De catacumba a sala de tortura, de hoguera a guarida de brujas, de cárcel fría y oscura a campaña musical pro-mujer. Para hablar sobre Alquimia y transmutación de Arturo Morell, es necesario detenerse, reconstruir los fragmentos y distinguir las escenas donde la intensidad del efecto audiovisual llegaba al tope, entre los momentos redundantes y por poco panfletarios.
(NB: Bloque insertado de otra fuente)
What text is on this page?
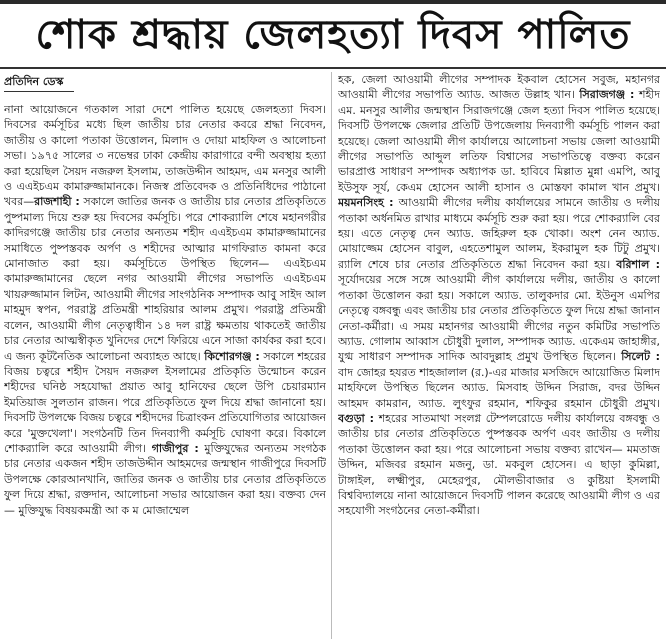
শোক শ্রদ্ধায় জেলহত্যা দিবস পালিত
প্রতিদিন ডেস্ক

নানা আয়োজনে গতকাল সারা দেশে পালিত হয়েছে জেলহত্যা দিবস। দিবসের কর্মসূচির মধ্যে ছিল জাতীয় চার নেতার কবরে শ্রদ্ধা নিবেদন, জাতীয় ও কালো পতাকা উত্তোলন, মিলাদ ও দোয়া মাহফিল ও আলোচনা সভা। ১৯৭৫ সালের ৩ নভেম্বর ঢাকা কেন্দ্রীয় কারাগারে বন্দী অবস্থায় হত্যা করা হয়েছিল সৈয়দ নজরুল ইসলাম, তাজউদ্দীন আহমদ, এম মনসুর আলী ও এএইচএম কামারুজ্জামানকে। নিজস্ব প্রতিবেদক ও প্রতিনিধিদের পাঠানো খবর—রাজশাহী : সকালে জাতির জনক ও জাতীয় চার নেতার প্রতিকৃতিতে পুষ্পমাল্য দিয়ে শুরু হয় দিবসের কর্মসূচি। পরে শোকর‍্যালি শেষে মহানগরীর কাদিরগঞ্জে জাতীয় চার নেতার অন্যতম শহীদ এএইচএম কামারুজ্জামানের সমাধিতে পুষ্পস্তবক অর্পণ ও শহীদের আত্মার মাগফিরাত কামনা করে মোনাজাত করা হয়। কর্মসূচিতে উপস্থিত ছিলেন— এএইচএম কামারুজ্জামানের ছেলে নগর আওয়ামী লীগের সভাপতি এএইচএম খায়রুজ্জামান লিটন, আওয়ামী লীগের সাংগঠনিক সম্পাদক আবু সাইদ আল মাহমুদ স্বপন, পররাষ্ট্র প্রতিমন্ত্রী শাহরিয়ার আলম প্রমুখ। পররাষ্ট্র প্রতিমন্ত্রী বলেন, আওয়ামী লীগ নেতৃত্বাধীন ১৪ দল রাষ্ট্র ক্ষমতায় থাকতেই জাতীয় চার নেতার আত্মস্বীকৃত খুনিদের দেশে ফিরিয়ে এনে সাজা কার্যকর করা হবে। এ জন্য কূটনৈতিক আলোচনা অব্যাহত আছে। কিশোরগঞ্জ : সকালে শহরের বিজয় চত্বরে শহীদ সৈয়দ নজরুল ইসলামের প্রতিকৃতি উন্মোচন করেন শহীদের ঘনিষ্ঠ সহযোদ্ধা প্রয়াত আবু হানিফের ছেলে উপি চেয়ারম্যান ইমতিয়াজ সুলতান রাজন। পরে প্রতিকৃতিতে ফুল দিয়ে শ্রদ্ধা জানানো হয়। দিবসটি উপলক্ষে বিজয় চত্বরে শহীদদের চিত্রাংকন প্রতিযোগিতার আয়োজন করে 'মুক্তখেলা'। সংগঠনটি তিন দিনব্যাপী কর্মসূচি ঘোষণা করে। বিকালে শোকর‍্যালি করে আওয়ামী লীগ। গাজীপুর : মুক্তিযুদ্ধের অন্যতম সংগঠক চার নেতার একজন শহীদ তাজউদ্দীন আহমদের জন্মস্থান গাজীপুরে দিবসটি উপলক্ষে কোরআনখানি, জাতির জনক ও জাতীয় চার নেতার প্রতিকৃতিতে ফুল দিয়ে শ্রদ্ধা, রক্তদান, আলোচনা সভার আয়োজন করা হয়। বক্তব্য দেন— মুক্তিযুদ্ধ বিষয়কমন্ত্রী আ ক ম মোজাম্মেল

হক, জেলা আওয়ামী লীগের সম্পাদক ইকবাল হোসেন সবুজ, মহানগর আওয়ামী লীগের সভাপতি অ্যাড. আজত উল্লাহ খান। সিরাজগঞ্জ : শহীদ এম. মনসুর আলীর জন্মস্থান সিরাজগঞ্জে জেল হত্যা দিবস পালিত হয়েছে। দিবসটি উপলক্ষে জেলার প্রতিটি উপজেলায় দিনব্যাপী কর্মসূচি পালন করা হয়েছে। জেলা আওয়ামী লীগ কার্যালয়ে আলোচনা সভায় জেলা আওয়ামী লীগের সভাপতি আব্দুল লতিফ বিশ্বাসের সভাপতিত্বে বক্তব্য করেন ভারপ্রাপ্ত সাধারণ সম্পাদক অধ্যাপক ডা. হাবিবে মিল্লাত মুন্না এমপি, আবু ইউসুফ সূর্য, কেএম হোসেন আলী হাসান ও মোস্তফা কামাল খান প্রমুখ। ময়মনসিংহ : আওয়ামী লীগের দলীয় কার্যালয়ের সামনে জাতীয় ও দলীয় পতাকা অর্ধনমিত রাখার মাধ্যমে কর্মসূচি শুরু করা হয়। পরে শোকর‍্যালি বের হয়। এতে নেতৃত্ব দেন অ্যাড. জহিরুল হক খোকা। অংশ নেন অ্যাড. মোয়াজ্জেম হোসেন বাবুল, এহতেশামুল আলম, ইকরামুল হক টিটু প্রমুখ। র‍্যালি শেষে চার নেতার প্রতিকৃতিতে শ্রদ্ধা নিবেদন করা হয়। বরিশাল : সূর্যোদয়ের সঙ্গে সঙ্গে আওয়ামী লীগ কার্যালয়ে দলীয়, জাতীয় ও কালো পতাকা উত্তোলন করা হয়। সকালে অ্যাড. তালুকদার মো. ইউনুস এমপির নেতৃত্বে বঙ্গবন্ধু এবং জাতীয় চার নেতার প্রতিকৃতিতে ফুল দিয়ে শ্রদ্ধা জানান নেতা-কর্মীরা। এ সময় মহানগর আওয়ামী লীগের নতুন কমিটির সভাপতি অ্যাড. গোলাম আব্বাস চৌধুরী দুলাল, সম্পাদক অ্যাড. একেএম জাহাঙ্গীর, যুগ্ম সাধারণ সম্পাদক সাদিক আবদুল্লাহ প্রমুখ উপস্থিত ছিলেন। সিলেট : বাদ জোহর হযরত শাহজালাল (র.)-এর মাজার মসজিদে আয়োজিত মিলাদ মাহফিলে উপস্থিত ছিলেন অ্যাড. মিসবাহ উদ্দিন সিরাজ, বদর উদ্দিন আহমদ কামরান, অ্যাড. লুৎফুর রহমান, শফিকুর রহমান চৌধুরী প্রমুখ। বগুড়া : শহরের সাতমাথা সংলগ্ন টেম্পলরোডে দলীয় কার্যালয়ে বঙ্গবন্ধু ও জাতীয় চার নেতার প্রতিকৃতিতে পুষ্পস্তবক অর্পণ এবং জাতীয় ও দলীয় পতাকা উত্তোলন করা হয়। পরে আলোচনা সভায় বক্তব্য রাখেন— মমতাজ উদ্দিন, মজিবর রহমান মজনু, ডা. মকবুল হোসেন। এ ছাড়া কুমিল্লা, টাঙ্গাইল, লক্ষ্মীপুর, মেহেরপুর, মৌলভীবাজার ও কুষ্টিয়া ইসলামী বিশ্ববিদ্যালয়ে নানা আয়োজনে দিবসটি পালন করেছে আওয়ামী লীগ ও এর সহযোগী সংগঠনের নেতা-কর্মীরা।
Fuego, cadenas y lamentos en una sala enceguecedora por el humo, dan la bienvenida a los visitantes advertidos por una especie de monje “purificador”. Una a una, las víctimas se incorporan y descubren su identidad como irónicas y rabiosas hechiceras. Alrededor de su mesa gritan, cantan, cantan y gritan su rencor como ritual en la noche de San Juan. “Si existiera ese dios que tantas madres tiene, al menos una no nos dejaría solas. Más de 500 mil mujeres muertas por ser bonitas, por ser inteligentes. Nuestro pecado es nacer mujer, ‘propiciadora de aberraciones sexuales’. ¡Hereje! ¡Bruja mala! ¡Mala mujer!”.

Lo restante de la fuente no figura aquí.